Earth's crammed with Heaven and every common bush afire with God
But only those who see take off their shoes
The rest sit round it and pluck blackberries

Emily Dickinson

Thursday, May 12, 2011

Passionate Folly

I am reading the popular book, Eat, Pray, Love.  Right now I am with Elizabeth Gilbert meditating with her guru and Richard from Texas in an Ashram at an undisclosed site in India. I was drawn reading this because there are times when I would love to run away from home and travel around the world for a year. The book is subtitled "One Woman's Search for Everything Across Italy, India, and Indonesia". The author characterized her own quest as "spiritual investigation".  Elizabeth began her quest by spending four months in Italy, eating. I must admit that I am ever so slightly jealous. I can definitely picture myself devoting a full third of a year to eating Italian food. In Italy.

The problem is that Elizabeth Gilbert is on the wrong quest. 

The book made me sad. Not sad is in sorry for myself because I am not reading it over a cafe table in Venice, but sad for Elizabeth. Spiritual investigation is a noble pursuit, but I think she got on the wrong train. As I read, I wanted to gently tap Elizabeth on the shoulder, and tell her I think she missed the one thing that ultimately matters. I can't judge her, all of us, every human being ever, has made the same mistake.

Like kids on an Easter egg hunt we continually overlook the prize that is hidden in plain sight, and hunt where it can't be found.

John Piper, in a personal communication quoted in Larry Crabb's manual to his School of Spiritual Direction, called this syndrome the "treasonous pursuit of satisfaction from the wrong source".  All of us turn to something and demand that it satisfy, or at least numb, our thirsts.
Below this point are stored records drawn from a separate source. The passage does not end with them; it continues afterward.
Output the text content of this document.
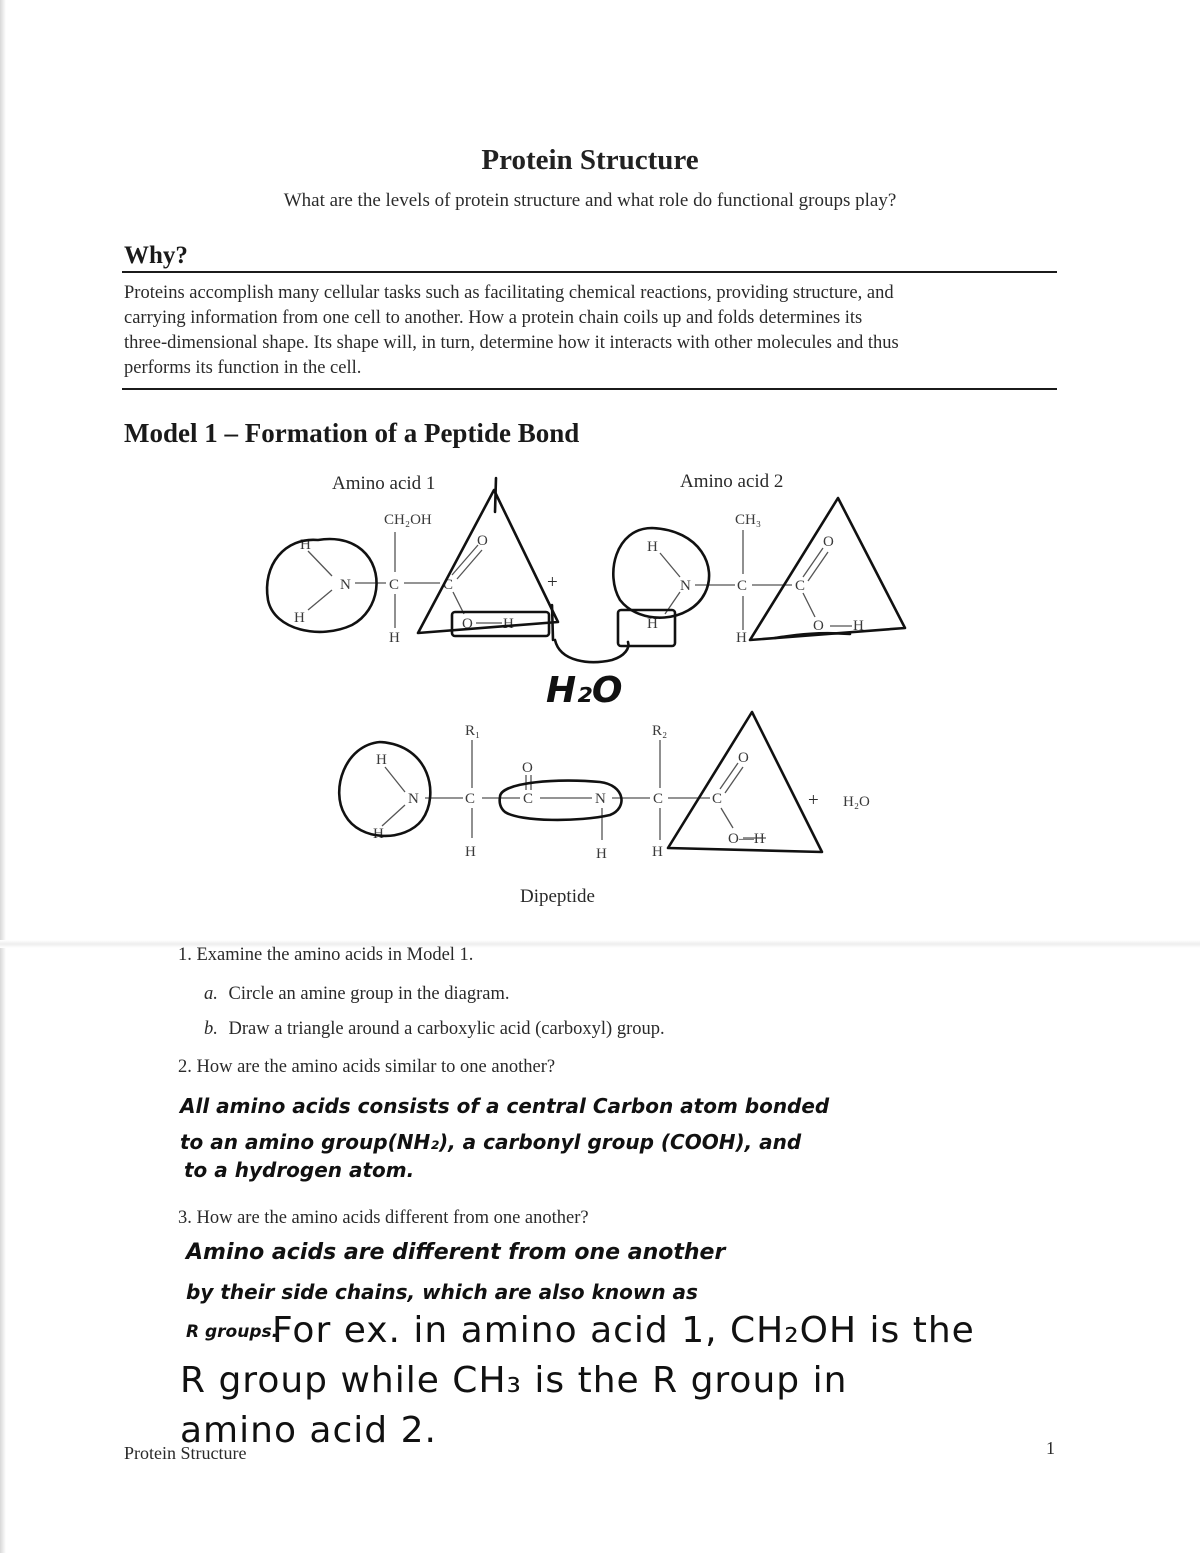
Protein Structure
What are the levels of protein structure and what role do functional groups play?
Why?
Proteins accomplish many cellular tasks such as facilitating chemical reactions, providing structure, and
carrying information from one cell to another. How a protein chain coils up and folds determines its
three-dimensional shape. Its shape will, in turn, determine how it interacts with other molecules and thus
performs its function in the cell.
Model 1 – Formation of a Peptide Bond
Amino acid 1	Amino acid 2
CH₂OH	CH₃
H
H
N	C
H
C
O
O H
+
H
H
N	C
H
C
O
O H
H₂O
R₁	R₂
O
H
H
N	C
H
C	N
H
C
H
C
O
O—H
+ H₂O
Dipeptide
1. Examine the amino acids in Model 1.
a. Circle an amine group in the diagram.
b. Draw a triangle around a carboxylic acid (carboxyl) group.
2. How are the amino acids similar to one another?
All amino acids consists of a central Carbon atom bonded
to an amino group(NH₂), a carbonyl group (COOH), and
to a hydrogen atom.
3. How are the amino acids different from one another?
Amino acids are different from one another
by their side chains, which are also known as
R groups.
For ex. in amino acid 1, CH₂OH is the
R group while CH₃ is the R group in
amino acid 2.
Protein Structure	1
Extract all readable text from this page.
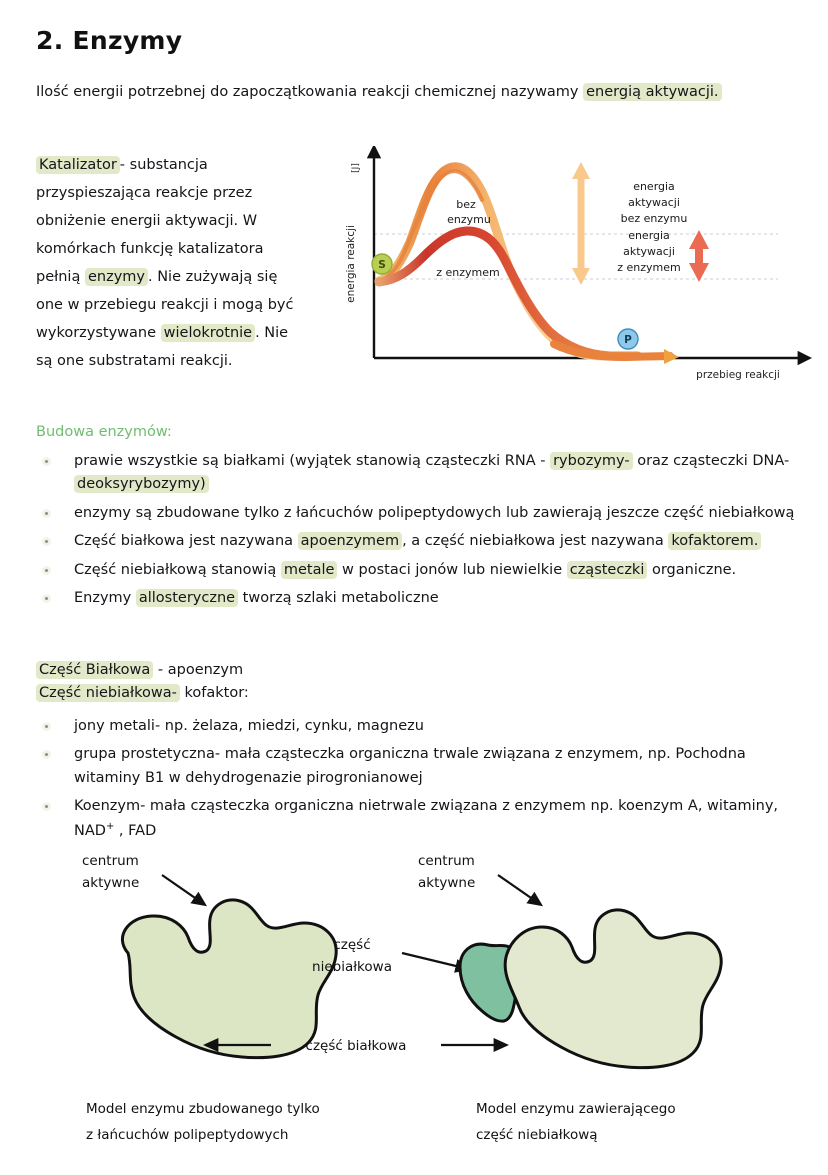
2. Enzymy
Ilość energii potrzebnej do zapoczątkowania reakcji chemicznej nazywamy energią aktywacji.
Katalizator - substancja przyspieszająca reakcje przez obniżenie energii aktywacji. W komórkach funkcję katalizatora pełnią enzymy . Nie zużywają się one w przebiegu reakcji i mogą być wykorzystywane wielokrotnie . Nie są one substratami reakcji.
[J]
energia reakcji
przebieg reakcji
bez
enzymu
z enzymem
S
P
energia
aktywacji
bez enzymu
energia
aktywacji
z enzymem
Budowa enzymów:
prawie wszystkie są białkami (wyjątek stanowią cząsteczki RNA - rybozymy- oraz cząsteczki DNA-deoksyrybozymy)
enzymy są zbudowane tylko z łańcuchów polipeptydowych lub zawierają jeszcze część niebiałkową
Część białkowa jest nazywana apoenzymem , a część niebiałkowa jest nazywana kofaktorem.
Część niebiałkową stanowią metale w postaci jonów lub niewielkie cząsteczki organiczne.
Enzymy allosteryczne tworzą szlaki metaboliczne
Część Białkowa - apoenzym
Część niebiałkowa- kofaktor:
jony metali- np. żelaza, miedzi, cynku, magnezu
grupa prostetyczna- mała cząsteczka organiczna trwale związana z enzymem, np. Pochodna witaminy B1 w dehydrogenazie pirogronianowej
Koenzym- mała cząsteczka organiczna nietrwale związana z enzymem np. koenzym A, witaminy, NAD+ , FAD
centrum
aktywne
Model enzymu zbudowanego tylko
z łańcuchów polipeptydowych
część białkowa
centrum
aktywne
część
niebiałkowa
Model enzymu zawierającego
część niebiałkową
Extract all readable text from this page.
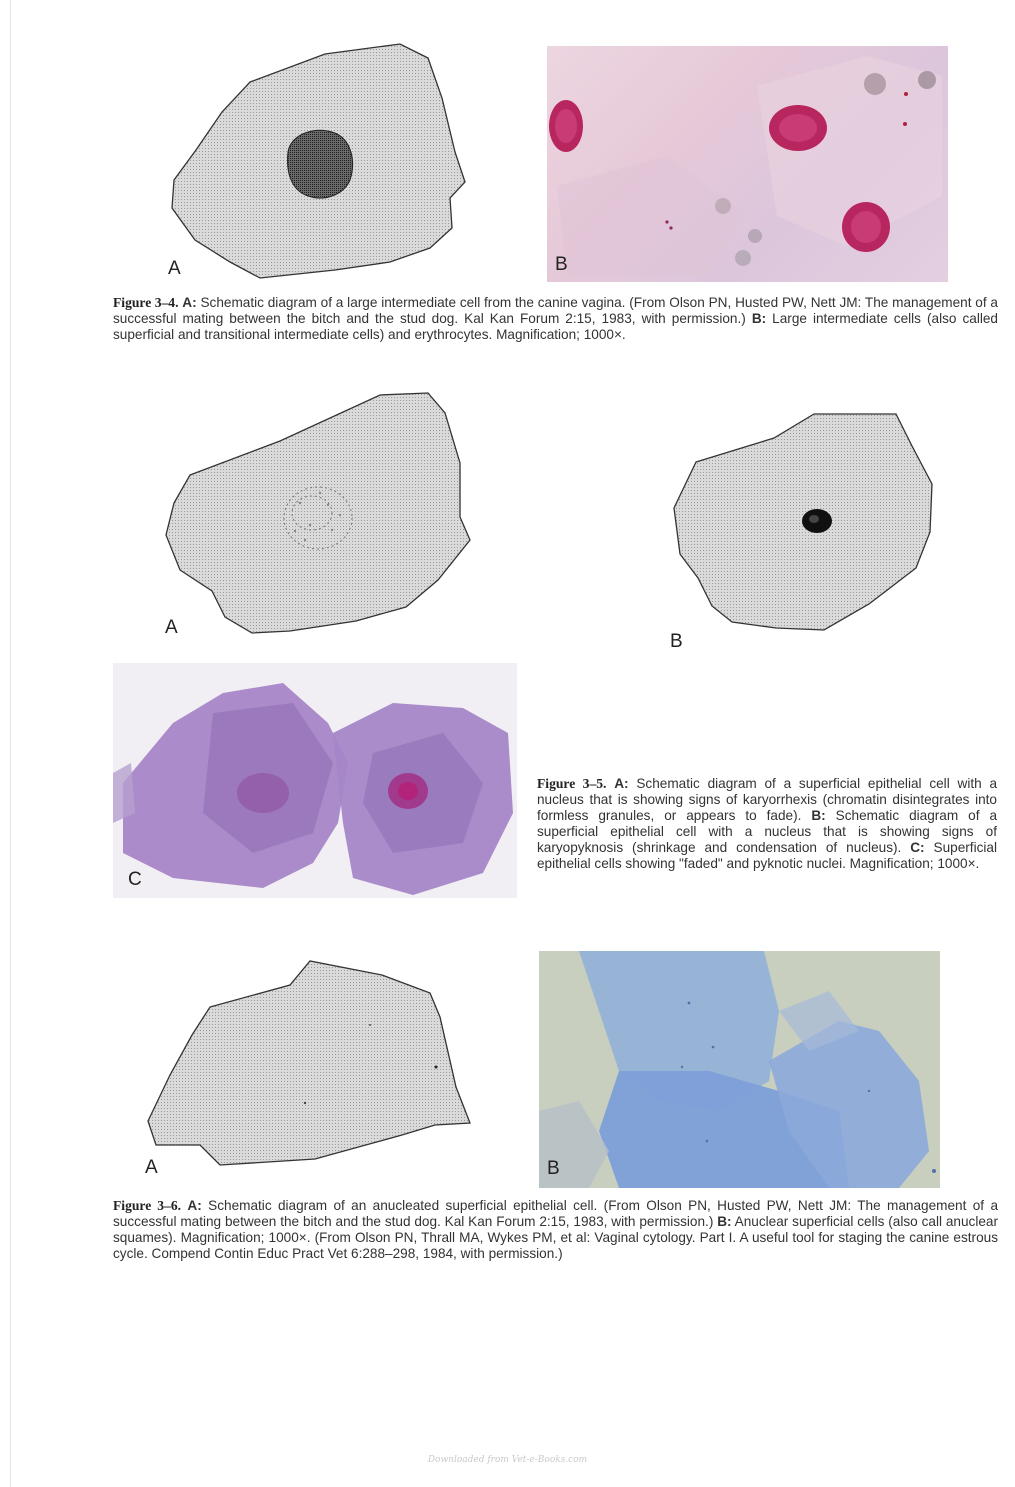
A	B

Figure 3–4. A: Schematic diagram of a large intermediate cell from the canine vagina. (From Olson PN, Husted PW, Nett JM: The management of a successful mating between the bitch and the stud dog. Kal Kan Forum 2:15, 1983, with permission.) B: Large intermediate cells (also called superficial and transitional intermediate cells) and erythrocytes. Magnification; 1000×.

A
B
C

Figure 3–5. A: Schematic diagram of a superficial epithelial cell with a nucleus that is showing signs of karyorrhexis (chromatin disintegrates into formless granules, or appears to fade). B: Schematic diagram of a superficial epithelial cell with a nucleus that is showing signs of karyopyknosis (shrinkage and condensation of nucleus). C: Superficial epithelial cells showing "faded" and pyknotic nuclei. Magnification; 1000×.

A	B

Figure 3–6. A: Schematic diagram of an anucleated superficial epithelial cell. (From Olson PN, Husted PW, Nett JM: The management of a successful mating between the bitch and the stud dog. Kal Kan Forum 2:15, 1983, with permission.) B: Anuclear superficial cells (also call anuclear squames). Magnification; 1000×. (From Olson PN, Thrall MA, Wykes PM, et al: Vaginal cytology. Part I. A useful tool for staging the canine estrous cycle. Compend Contin Educ Pract Vet 6:288–298, 1984, with permission.)

Downloaded from Vet-e-Books.com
We want husbands who faithfully adore us, adventure, financial stability, good health, good looks, gelato, ... Don't get me wrong, these are all good things, but they make poor gods.

The old fashioned, out-of-style, modernly offensive word used to refer to the search for satisfaction in all of the wrong places is sin.  The prophet Jeremiah speaks for God in Jeremiah 2:13 "My people have committed two evils: they have forsaken me, the fountain of living waters, and hewed out cisterns for themselves, broken cisterns that can hold no water."

So, I must ask: where have I, in my thirst, strolled past the fountain of living waters in order to drink from a broken cistern that can hold no water? Have I searched for everything when I should have been searching for one thing, or more precisely one relationship instead?